Eles ainda não se libertaram do racialismo, adorariam ter de volta a escravidão, odeiam a ideia de que pessoas do mesmo sexo possam ter uma relação reconhecido pelo Estado e constituir uma família, têm aversão ao estrangeiro e formam uma amálgama fundamentalista digna do tempo das cruzadas.

Para essa gente, o direito mais importante expresso na Constituição americana é o da Segunda Emenda – aquela que permite a todo cidadão possuir uma arma. Liberdade, igualdade, fraternidade e justiça são palavras ou expressões sem significado em face da avalanche retrógrada que está a soterrar o que ainda restava do Iluminismo.

Uma saneadora espiral do silêncio cuidava de manter envergonhados esses seres, que parecem ter saído do fundo do Reino de Hades para assombrar a humanidade. Sim, eles existem. Talvez tenham existido desde sempre – nós é que não os notávamos antes.

Agora que a estupidez e a ignorância triunfaram como valores e a burrice passou a ser objeto de ostentação, eles tomaram as ruas e as urnas. Com armas na cintura e votos explosivos, coloriram de vermelho praticamente todo o interior dos EUA. Não fosse pelo débil contorno azul dos estados costeiros, não haveria contraponto na América ao discurso odiento de Trump.

Mas o que quer essa gente toda? Quer bramir contra o comunismo, açoitar a ciência e exigir o direito de contaminar multidões ao não se vacinarem. Querem transformar escolas em igrejas e igrejas em escolas quando não for possível educar os filhos em casa, a salvo das ameaças que o processo educacional nas escolas pode representar.

Querem acabar com as mesuras e a gentileza que fizeram da democracia o que ela é – um regime mais humano, ainda que imperfeito.

A esta altura, com a eleição nos EUA ainda indefinida, não sabemos o que vai acontecer com esses fantasmas do pescoço vermelho. Mas é certo que a era do despudor e da infâmia que os retirou da lama do Hades não será encerrada com a derrota eventual de Donald Trump, uma das cabeças dessa hidra.
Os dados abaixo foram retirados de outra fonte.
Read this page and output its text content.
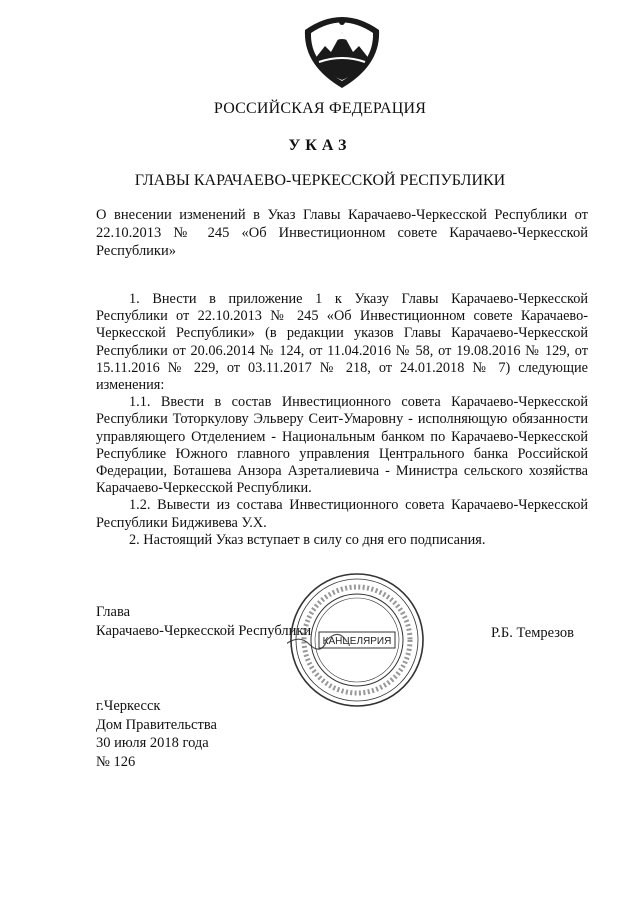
РОССИЙСКАЯ ФЕДЕРАЦИЯ
УКАЗ
ГЛАВЫ КАРАЧАЕВО-ЧЕРКЕССКОЙ РЕСПУБЛИКИ
О внесении изменений в Указ Главы Карачаево-Черкесской Республики от 22.10.2013 № 245 «Об Инвестиционном совете Карачаево-Черкесской Республики»

1. Внести в приложение 1 к Указу Главы Карачаево-Черкесской Республики от 22.10.2013 № 245 «Об Инвестиционном совете Карачаево-Черкесской Республики» (в редакции указов Главы Карачаево-Черкесской Республики от 20.06.2014 № 124, от 11.04.2016 № 58, от 19.08.2016 № 129, от 15.11.2016 № 229, от 03.11.2017 № 218, от 24.01.2018 № 7) следующие изменения:

1.1. Ввести в состав Инвестиционного совета Карачаево-Черкесской Республики Тоторкулову Эльверу Сеит-Умаровну - исполняющую обязанности управляющего Отделением - Национальным банком по Карачаево-Черкесской Республике Южного главного управления Центрального банка Российской Федерации, Боташева Анзора Азреталиевича - Министра сельского хозяйства Карачаево-Черкесской Республики.

1.2. Вывести из состава Инвестиционного совета Карачаево-Черкесской Республики Бидживева У.Х.

2. Настоящий Указ вступает в силу со дня его подписания.

Глава
Карачаево-Черкесской Республики	Р.Б. Темрезов
КАНЦЕЛЯРИЯ
г.Черкесск
Дом Правительства
30 июля 2018 года
№ 126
Pode ser que o acirramento da tensão política e do ódio levem os Estados Unidos direto para o ano de 1865. Lutas raciais, guerras identitárias, a profusão de milícias muito bem armadas, tudo isso leva ao temor de uma nova Secessão, com os Confederados atacando não mais do Sul para o Norte, e sim do centro para as periferias a União encastelada nas metrópoles litorâneas.

Ainda que essa antevisão constitua um exagero, o certo é que, se não fizermos um esforço  de fortalecimento e revalorização da democracia representativa, eles estarão por aí, à espreita da primeira oportunidade de matar o regime e tomar para si o Poder que, sem limite, pode até não nos entregar de volta ao ambiente selvagem do General Lee, mas serve como ferramenta para calar, machucar e oprimir.